RECORD-4: Primary End Point

Rivaroxaban Enoxaparin Absolute risk difference (95% CI) p
6.9% 10.1% -3.17 (-5.67 to -0.71) 0.0118

Although there were more bleeding events with rivaroxaban, the differences compared with enoxaparin were not statistically significant.

RECORD4: Bleeding Results

Outcome Rivaroxaban (%) Enoxaparin (%) p
Major bleed 0.7 0.3 0.1096
Major bleed or clinically relevant nonmajor bleed 3.0 2.3 0.1790
Any bleed 10.5 9.4 0.328

The authors note that the low incidence of major bleeding events in this study compared with other similar studies could in part be attributed to the definition of bleeding used. In this study, major bleeding did not include bleeding leading to treatment cessation or surgical-site bleeding events unless they were fatal or required reoperation, a definition they say was agreed in advance with the relevant authorities to allow better assessment of clinically important bleeding events and was used consistently across the RECORD studies.

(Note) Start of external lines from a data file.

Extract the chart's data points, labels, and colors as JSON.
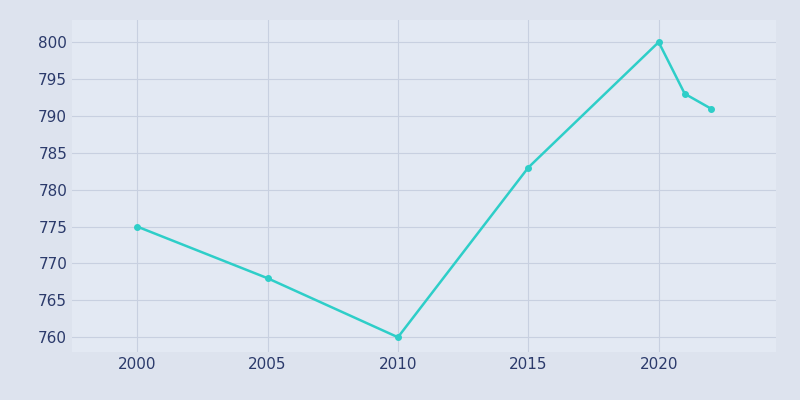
{
  "years": [
    2000,
    2005,
    2010,
    2015,
    2020,
    2021,
    2022
  ],
  "population": [
    775,
    768,
    760,
    783,
    800,
    793,
    791
  ],
  "line_color": "#2ecec8",
  "background_color": "#dde3ee",
  "plot_bg_color": "#e3e9f3",
  "grid_color": "#c8d0e0",
  "tick_color": "#2b3a6b",
  "ylim": [
    758,
    803
  ],
  "yticks": [
    760,
    765,
    770,
    775,
    780,
    785,
    790,
    795,
    800
  ],
  "xticks": [
    2000,
    2005,
    2010,
    2015,
    2020
  ],
  "linewidth": 1.8,
  "markersize": 4,
  "figsize": [
    8.0,
    4.0
  ],
  "dpi": 100
}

The adverse-event profiles of rivaroxaban and enoxaparin were similar. Six patients in each group (0.4%) died, and on-treatment alanine aminotransferase concentrations were more than three times the upper limit of normal in 1.3% of rivaroxaban patients and 2.6% of enoxaparin patients. The incidence of cardiovascular events during treatment and follow-up were similar in both groups.

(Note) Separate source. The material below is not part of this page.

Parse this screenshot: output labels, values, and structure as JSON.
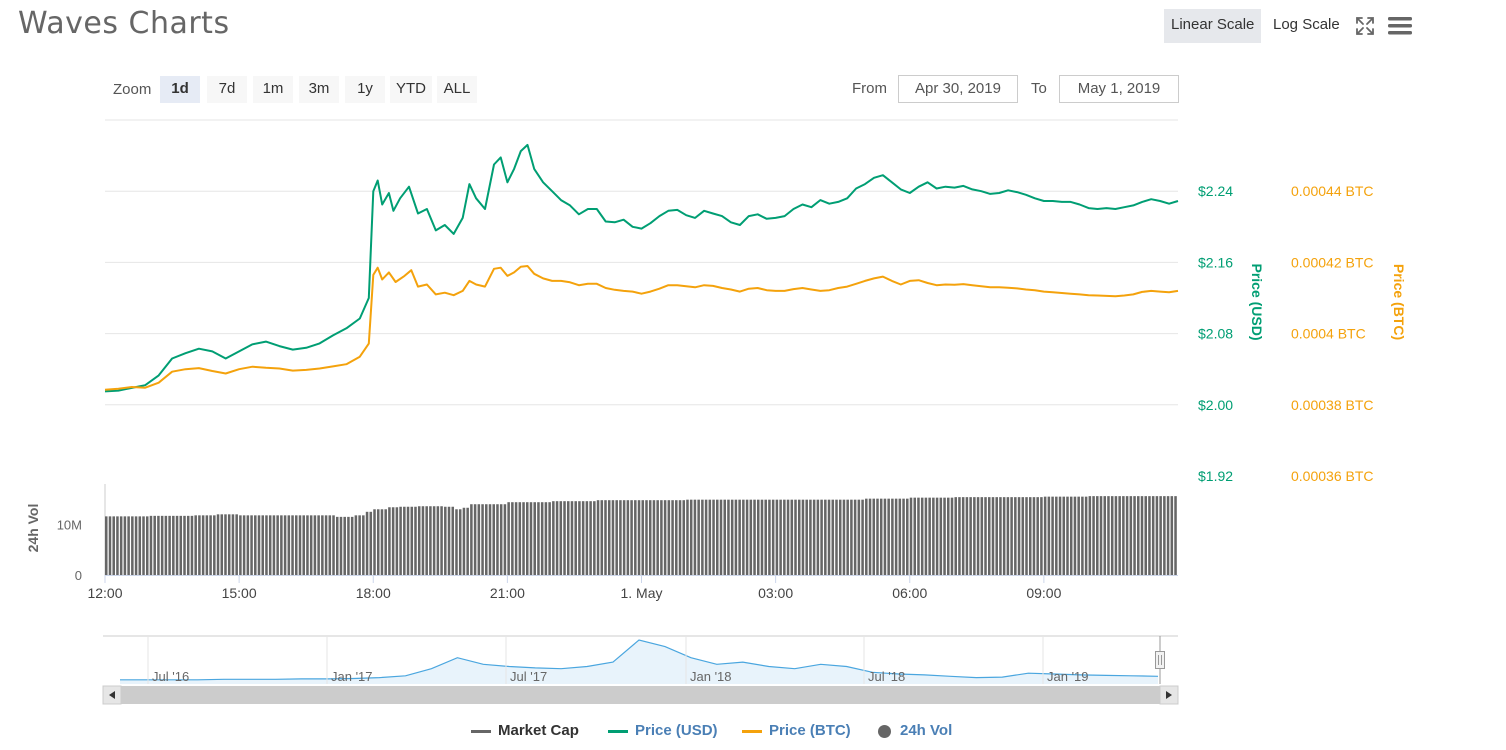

Turpie et al note that the efficacy results of this study are in line with those of RECORD1 and RECORD3. "The improvements in efficacy in each of these studies were achieved without significant differences in major bleeding rates compared with enoxaparin. These findings suggest that rivaroxaban regimens provide better balance between efficacy and safety than do enoxaparin regimens," they write.

They add that previous phase 3 studies showed that the direct thrombin inhibitors ximelagatran and dabigatran did not prove noninferiority to enoxaparin 30 mg every 12 hours and the direct factor Xa inhibitor apixaban also did not meet prespecified noninferiority criteria, although event rates in the apixaban and enoxaparin groups were very similar.

Effect of VTE "Substantial"

In an accompanying editorial [2], Dr Richard Becker (Duke University School of Medicine, Durham, NC) points out that the overall effect of VTE after orthopedic surgery is substantial, with patients who suffer a VTE having longer hospital stays, needing systemic anticoagulation for six to 12 weeks, and potentially facing substantial physical limitations during rehabilitation and recovery. And in the long term, he notes that it has been suggested that patients with VTE have an increased risk of MI or stroke and maybe also of malignant disease. "Accordingly, reducing the occurrence of VTE must continue to be a high priority in drug development, national health quality, best-practice initiatives, and clinician-based care of patients. Clear progress has been achieved over the past decade, and oral drug-delivery platforms could represent a vital step forward," he says.

The RECORD4 trial was funded by Bayer Schering and Johnson & Johnson. Four of the authors are employees of Bayer Schering, and all other authors received honoraria as members of the steering committee and have served as consultants to Bayer Schering.